See above, but also note your statement: "the Pharisees believed in a physical resurrection at the end of time". The early Christians probably believed it was the end of time, that the resurrection was at hand, and Jesus was the first of those to be resurrected. Resurrected in the physical sense as the Pharisees thought, most likely.

Turtonm:

Look, the Mark passage is obviously describing a physical resurrection. Must this point even be debated? I suppose what makes it most obvious is the statement: "He[Jesus] is going ahead of you to Galilee; there you will see Him, just as He told you." Right before claiming "he is risen". He is risen up and going to Galilee. Jesus doesn't need to be 'going' if he is a supernatural spirit. He can warp there instantly, and one would say 'he is at Galilee' in such as situation, for the disciples. A physical Jesus, on the other hand, with certain physical limitations, would make quite a lot more sense if he was traveling someplace instead of instantly being there in some way.

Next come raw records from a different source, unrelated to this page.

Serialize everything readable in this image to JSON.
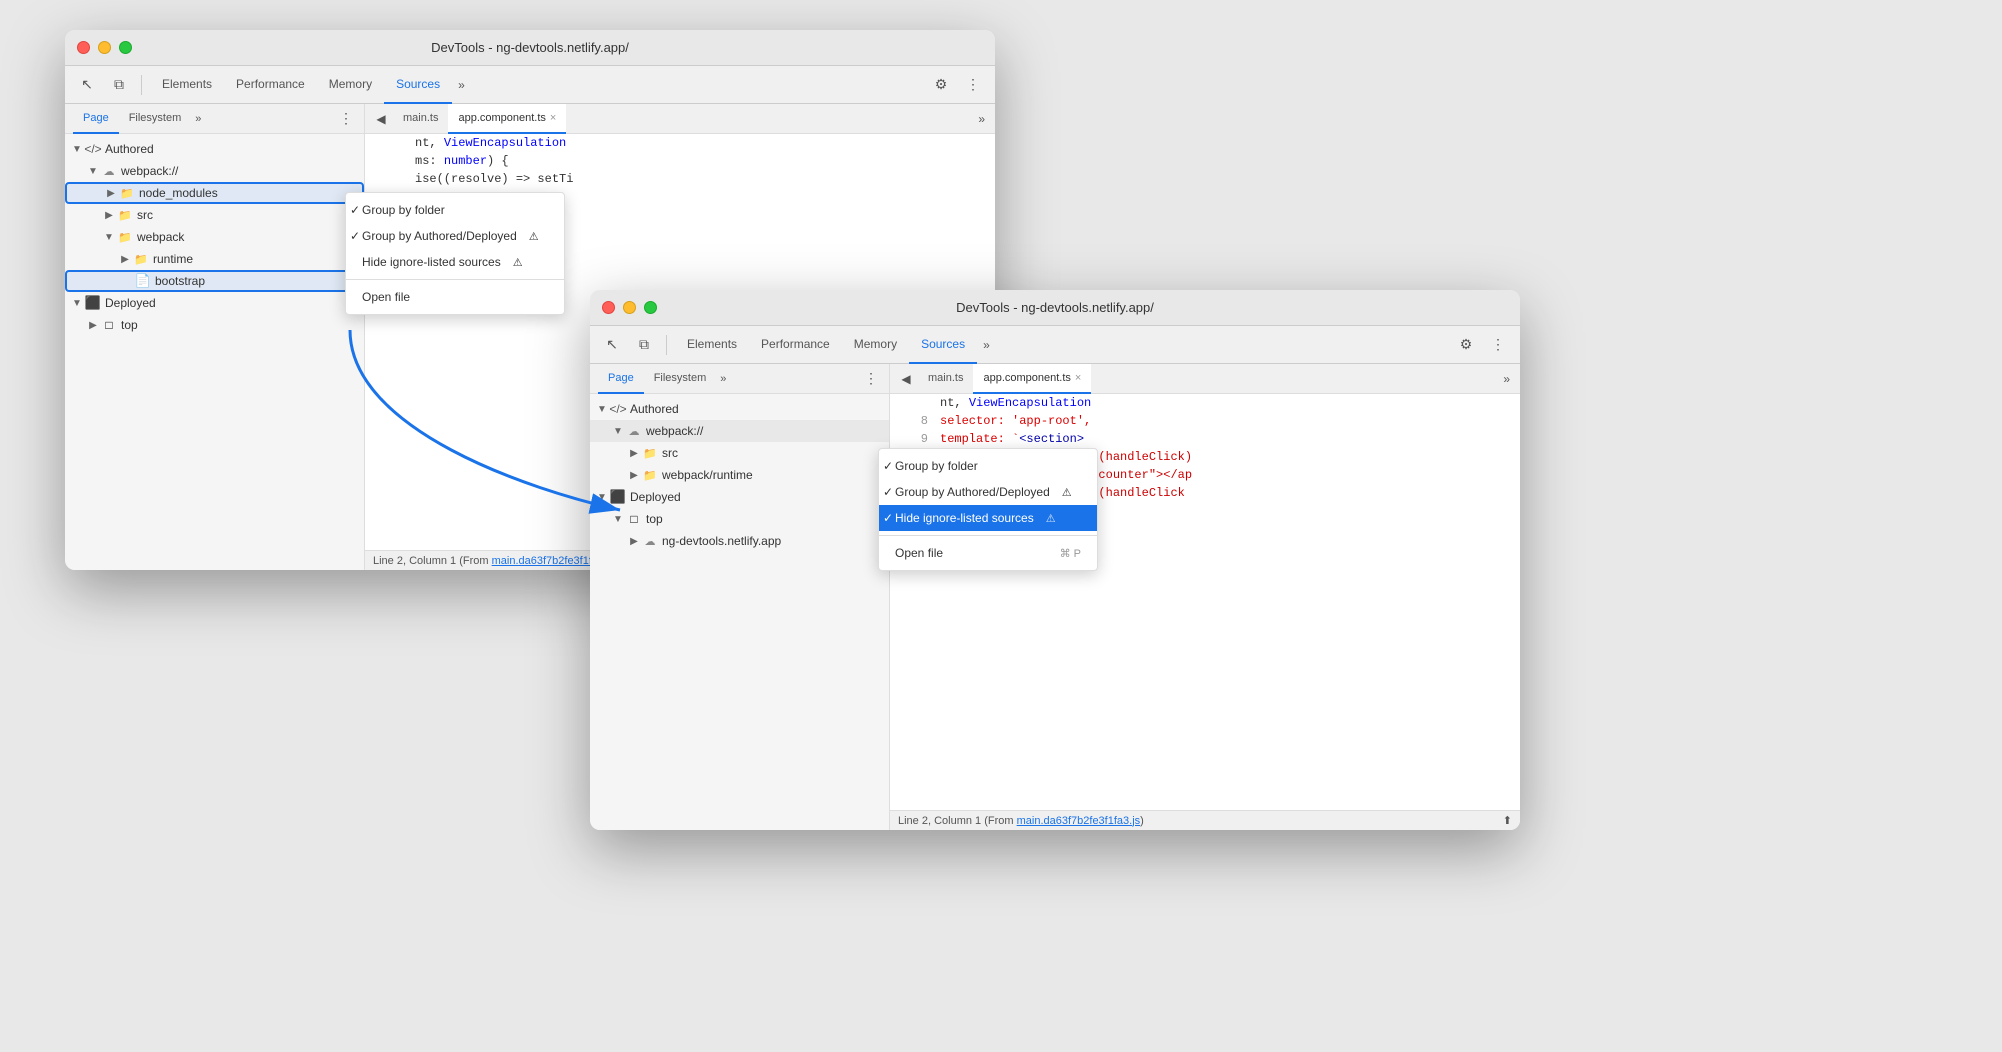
{
  "window1": {
    "title": "DevTools - ng-devtools.netlify.app/",
    "tabs": [
      "Elements",
      "Performance",
      "Memory",
      "Sources"
    ],
    "active_tab": "Sources",
    "panel_tabs": [
      "Page",
      "Filesystem"
    ],
    "active_panel_tab": "Page",
    "code_tabs": [
      "main.ts",
      "app.component.ts"
    ],
    "active_code_tab": "app.component.ts",
    "file_tree": [
      {
        "level": 1,
        "type": "authored-root",
        "label": "Authored",
        "arrow": "open"
      },
      {
        "level": 2,
        "type": "cloud",
        "label": "webpack://",
        "arrow": "open"
      },
      {
        "level": 3,
        "type": "folder",
        "label": "node_modules",
        "arrow": "closed",
        "highlighted": true
      },
      {
        "level": 3,
        "type": "folder",
        "label": "src",
        "arrow": "closed"
      },
      {
        "level": 3,
        "type": "folder",
        "label": "webpack",
        "arrow": "open"
      },
      {
        "level": 4,
        "type": "folder",
        "label": "runtime",
        "arrow": "closed"
      },
      {
        "level": 4,
        "type": "file-light",
        "label": "bootstrap",
        "highlighted": true
      },
      {
        "level": 1,
        "type": "deployed-root",
        "label": "Deployed",
        "arrow": "open"
      },
      {
        "level": 2,
        "type": "box",
        "label": "top",
        "arrow": "closed"
      }
    ],
    "code_lines": [
      {
        "num": "",
        "code": "nt, ViewEncapsulation"
      },
      {
        "num": "",
        "code": ""
      },
      {
        "num": "",
        "code": "ms: number) {"
      },
      {
        "num": "",
        "code": "ise((resolve) => setTi"
      }
    ],
    "status_bar": "Line 2, Column 1 (From main.da63f7b2fe3f1fa3.js)"
  },
  "window2": {
    "title": "DevTools - ng-devtools.netlify.app/",
    "tabs": [
      "Elements",
      "Performance",
      "Memory",
      "Sources"
    ],
    "active_tab": "Sources",
    "panel_tabs": [
      "Page",
      "Filesystem"
    ],
    "active_panel_tab": "Page",
    "code_tabs": [
      "main.ts",
      "app.component.ts"
    ],
    "active_code_tab": "app.component.ts",
    "file_tree": [
      {
        "level": 1,
        "type": "authored-root",
        "label": "Authored",
        "arrow": "open"
      },
      {
        "level": 2,
        "type": "cloud",
        "label": "webpack://",
        "arrow": "open"
      },
      {
        "level": 3,
        "type": "folder",
        "label": "src",
        "arrow": "closed"
      },
      {
        "level": 3,
        "type": "folder",
        "label": "webpack/runtime",
        "arrow": "closed"
      },
      {
        "level": 1,
        "type": "deployed-root",
        "label": "Deployed",
        "arrow": "open"
      },
      {
        "level": 2,
        "type": "box",
        "label": "top",
        "arrow": "open"
      },
      {
        "level": 3,
        "type": "cloud",
        "label": "ng-devtools.netlify.app",
        "arrow": "closed"
      }
    ],
    "code_lines": [
      {
        "num": "",
        "code": "nt, ViewEncapsulation"
      },
      {
        "num": "8",
        "code": "selector: 'app-root',"
      },
      {
        "num": "9",
        "code": "template: `<section>"
      },
      {
        "num": "10",
        "code": "<app-button label=\"-\" (handleClick)"
      },
      {
        "num": "11",
        "code": "<app-label [counter]=\"counter\"></ap"
      },
      {
        "num": "12",
        "code": "<app-button label=\"+\" (handleClick"
      }
    ],
    "status_bar": "Line 2, Column 1 (From ",
    "status_link": "main.da63f7b2fe3f1fa3.js",
    "status_bar_end": ")"
  },
  "menu1": {
    "items": [
      {
        "label": "Group by folder",
        "checked": true,
        "shortcut": ""
      },
      {
        "label": "Group by Authored/Deployed",
        "checked": true,
        "shortcut": "",
        "has_warning": true
      },
      {
        "label": "Hide ignore-listed sources",
        "checked": false,
        "shortcut": "",
        "has_warning": true
      },
      {
        "separator": true
      },
      {
        "label": "Open file",
        "checked": false,
        "shortcut": ""
      }
    ]
  },
  "menu2": {
    "items": [
      {
        "label": "Group by folder",
        "checked": true,
        "shortcut": ""
      },
      {
        "label": "Group by Authored/Deployed",
        "checked": true,
        "shortcut": "",
        "has_warning": true
      },
      {
        "label": "Hide ignore-listed sources",
        "checked": false,
        "shortcut": "",
        "has_warning": true,
        "active": true
      },
      {
        "separator": true
      },
      {
        "label": "Open file",
        "checked": false,
        "shortcut": "⌘ P"
      }
    ]
  },
  "icons": {
    "cursor": "↖",
    "layers": "⧉",
    "gear": "⚙",
    "more": "⋮",
    "more_horiz": "»",
    "back": "◀",
    "close": "×",
    "prev": "◀",
    "next": "▶"
  }
}
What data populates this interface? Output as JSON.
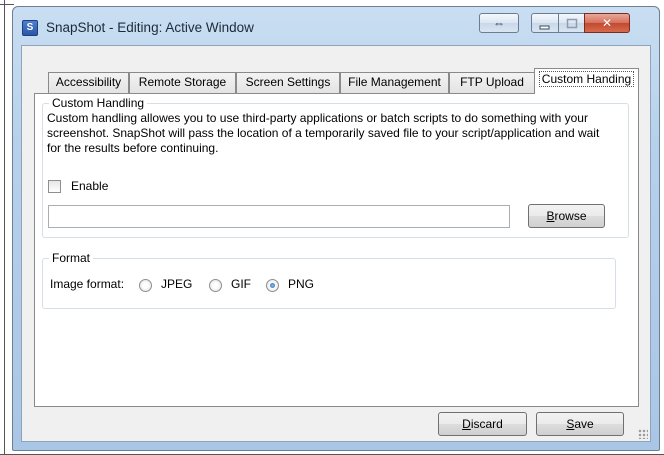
{
  "window": {
    "title": "SnapShot - Editing: Active Window",
    "app_icon_letter": "S",
    "swap_glyph": "⇔",
    "close_glyph": "✕"
  },
  "tabs": [
    {
      "label": "Accessibility"
    },
    {
      "label": "Remote Storage"
    },
    {
      "label": "Screen Settings"
    },
    {
      "label": "File Management"
    },
    {
      "label": "FTP Upload"
    },
    {
      "label": "Custom Handing"
    }
  ],
  "custom_handling": {
    "group_title": "Custom Handling",
    "description": "Custom handling allowes you to use third-party applications or batch scripts to do something with your screenshot. SnapShot will pass the location of a temporarily saved file to your script/application and wait for the results before continuing.",
    "enable_label": "Enable",
    "enable_checked": false,
    "path_value": "",
    "browse_label_first": "B",
    "browse_label_rest": "rowse"
  },
  "format": {
    "group_title": "Format",
    "image_format_label": "Image format:",
    "options": [
      {
        "label": "JPEG",
        "checked": false
      },
      {
        "label": "GIF",
        "checked": false
      },
      {
        "label": "PNG",
        "checked": true
      }
    ]
  },
  "footer": {
    "discard_first": "D",
    "discard_rest": "iscard",
    "save_first": "S",
    "save_rest": "ave"
  }
}
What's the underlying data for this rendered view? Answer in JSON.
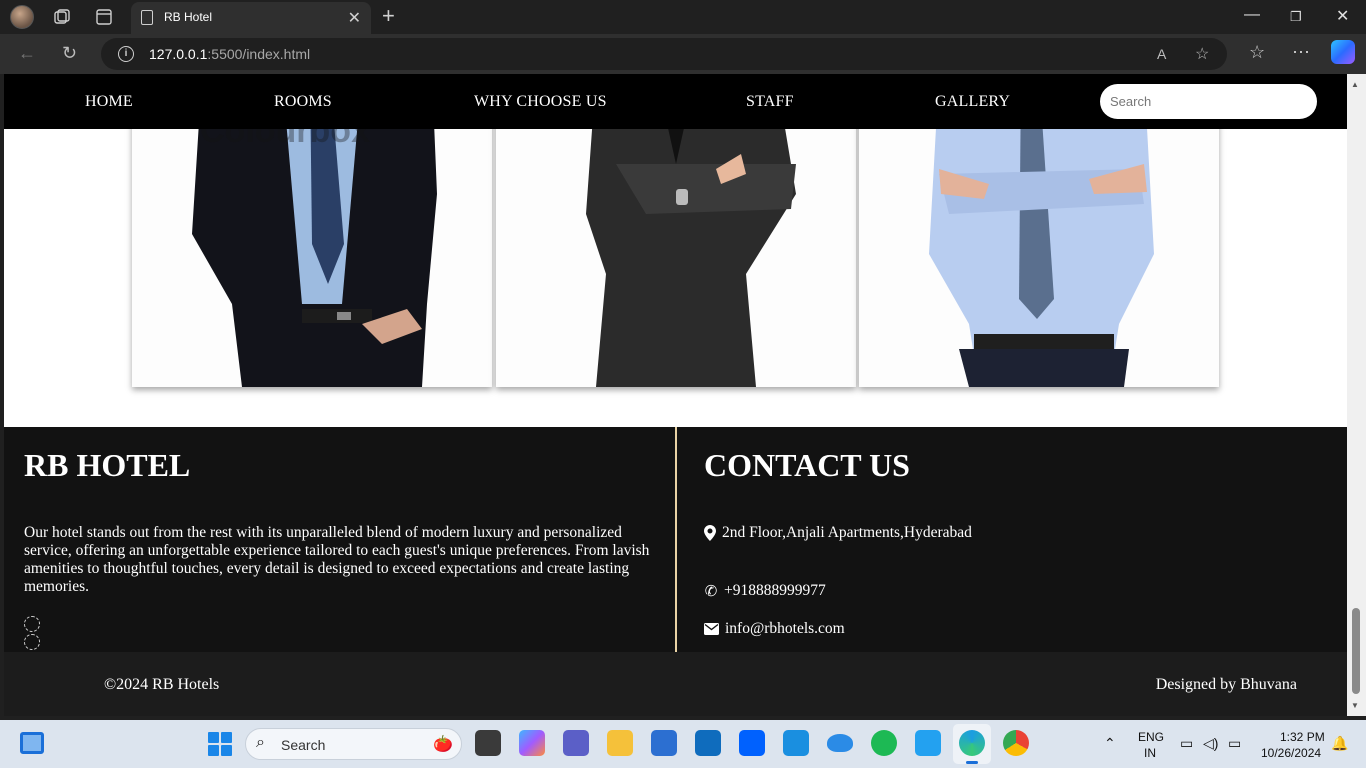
{
  "browser": {
    "tab_title": "RB Hotel",
    "url_host": "127.0.0.1",
    "url_path": ":5500/index.html"
  },
  "nav": {
    "links": [
      "HOME",
      "ROOMS",
      "WHY CHOOSE US",
      "STAFF",
      "GALLERY"
    ],
    "search_placeholder": "Search"
  },
  "staff": {
    "watermark": "Colourbox"
  },
  "footer": {
    "about_title": "RB HOTEL",
    "about_text": "Our hotel stands out from the rest with its unparalleled blend of modern luxury and personalized service, offering an unforgettable experience tailored to each guest's unique preferences. From lavish amenities to thoughtful touches, every detail is designed to exceed expectations and create lasting memories.",
    "contact_title": "CONTACT US",
    "address": "2nd Floor,Anjali Apartments,Hyderabad",
    "phone": "+918888999977",
    "email": "info@rbhotels.com",
    "copyright": "©2024 RB Hotels",
    "designer": "Designed by Bhuvana"
  },
  "taskbar": {
    "search_label": "Search",
    "lang_top": "ENG",
    "lang_bottom": "IN",
    "time": "1:32 PM",
    "date": "10/26/2024"
  },
  "colors": {
    "accent_divider": "#e9d3a5",
    "footer_bg": "#121212",
    "nav_bg": "#000000"
  }
}
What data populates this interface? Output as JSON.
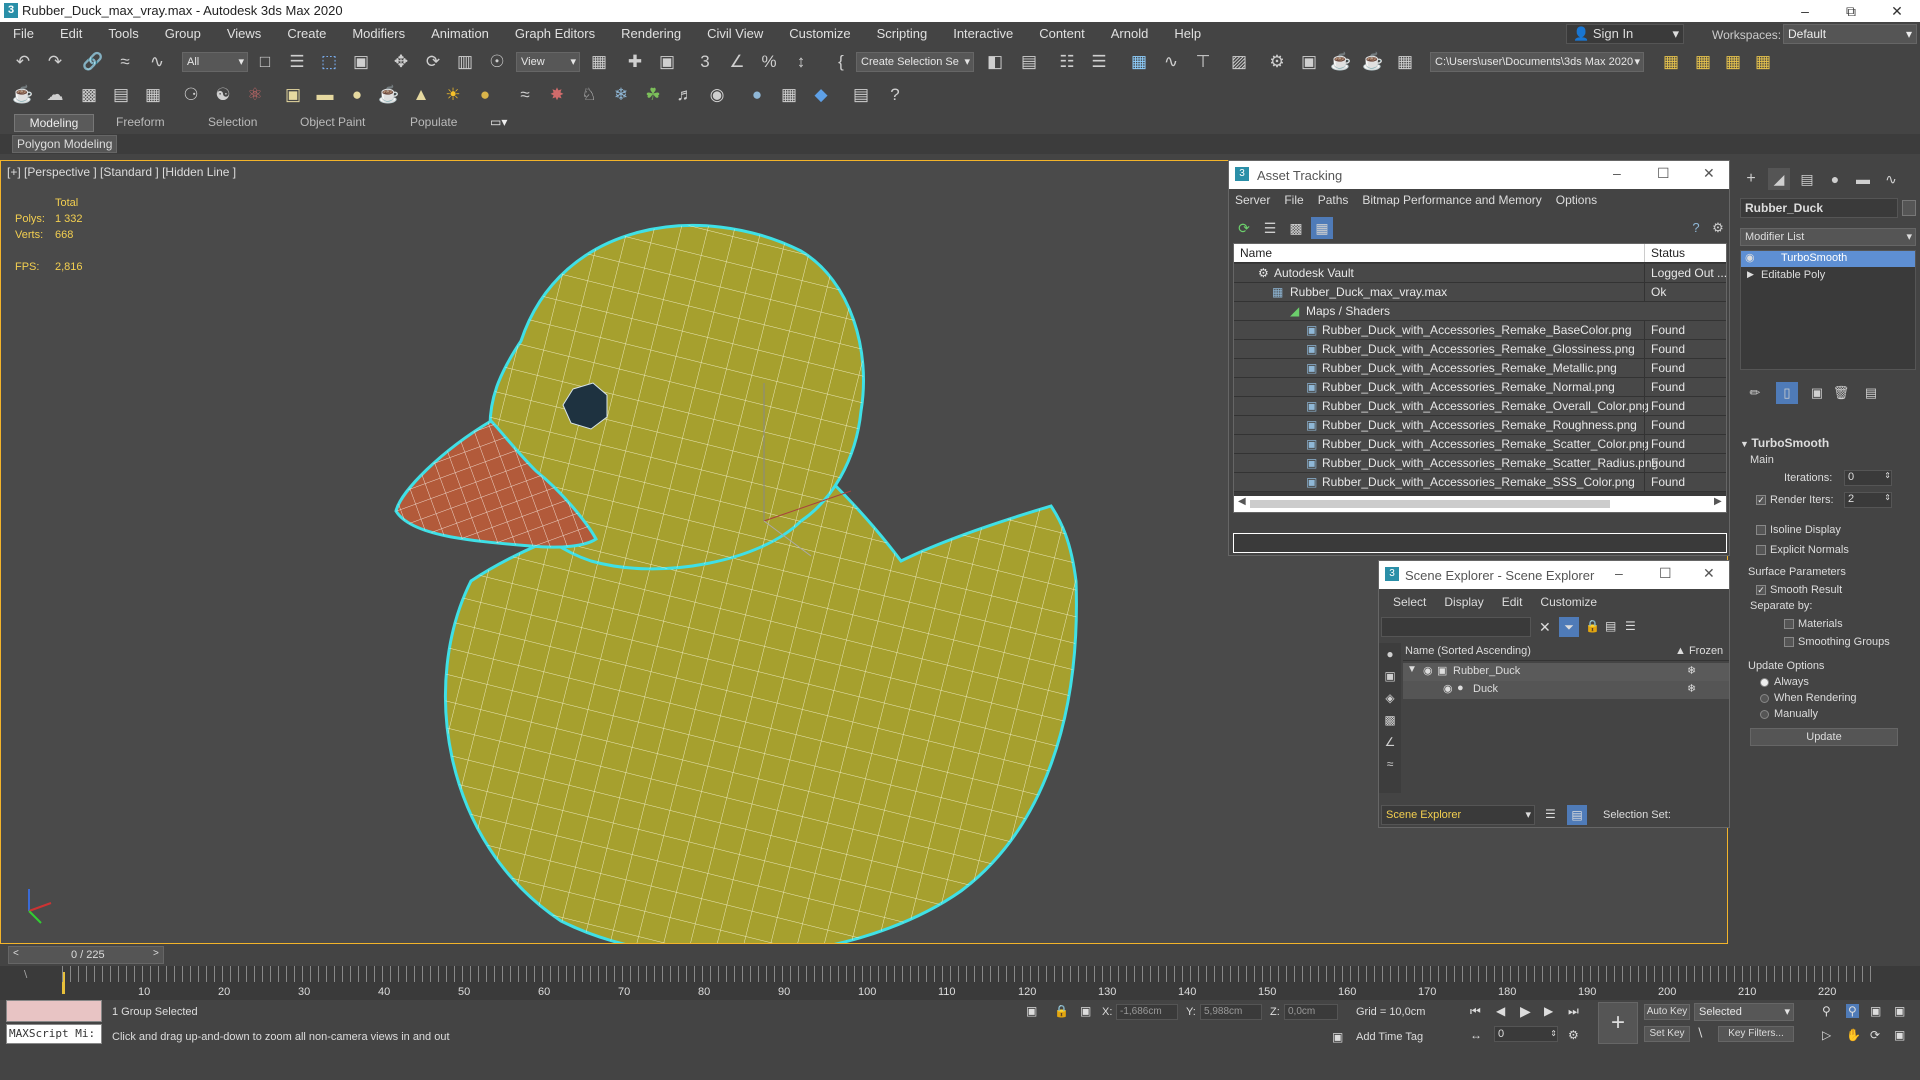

This is aside from the fact that your drawing upon later, quite frankly weird ideas about Jesus fails to recognize the importance of simplicity in spreading a message. Mark is a short, comparatively simple Gospel, with quite a lot missing when compared with the others (probably because it had yet to be made up). Its not written at the time when large branches of Christianity have had time to go about spreading every manner of absurdity about Jesus. Its intended to be a clear message to a general audience. What does all this mean? It means it probably was describing a physical resurrection, and not some body anihilation, because the former is what most people would generally have assumed was true when reading the passage, and the latter is an idea that a far fewer number of specific individuals--who by comparison would be overall more well versed in Christianity's ways--would embrace.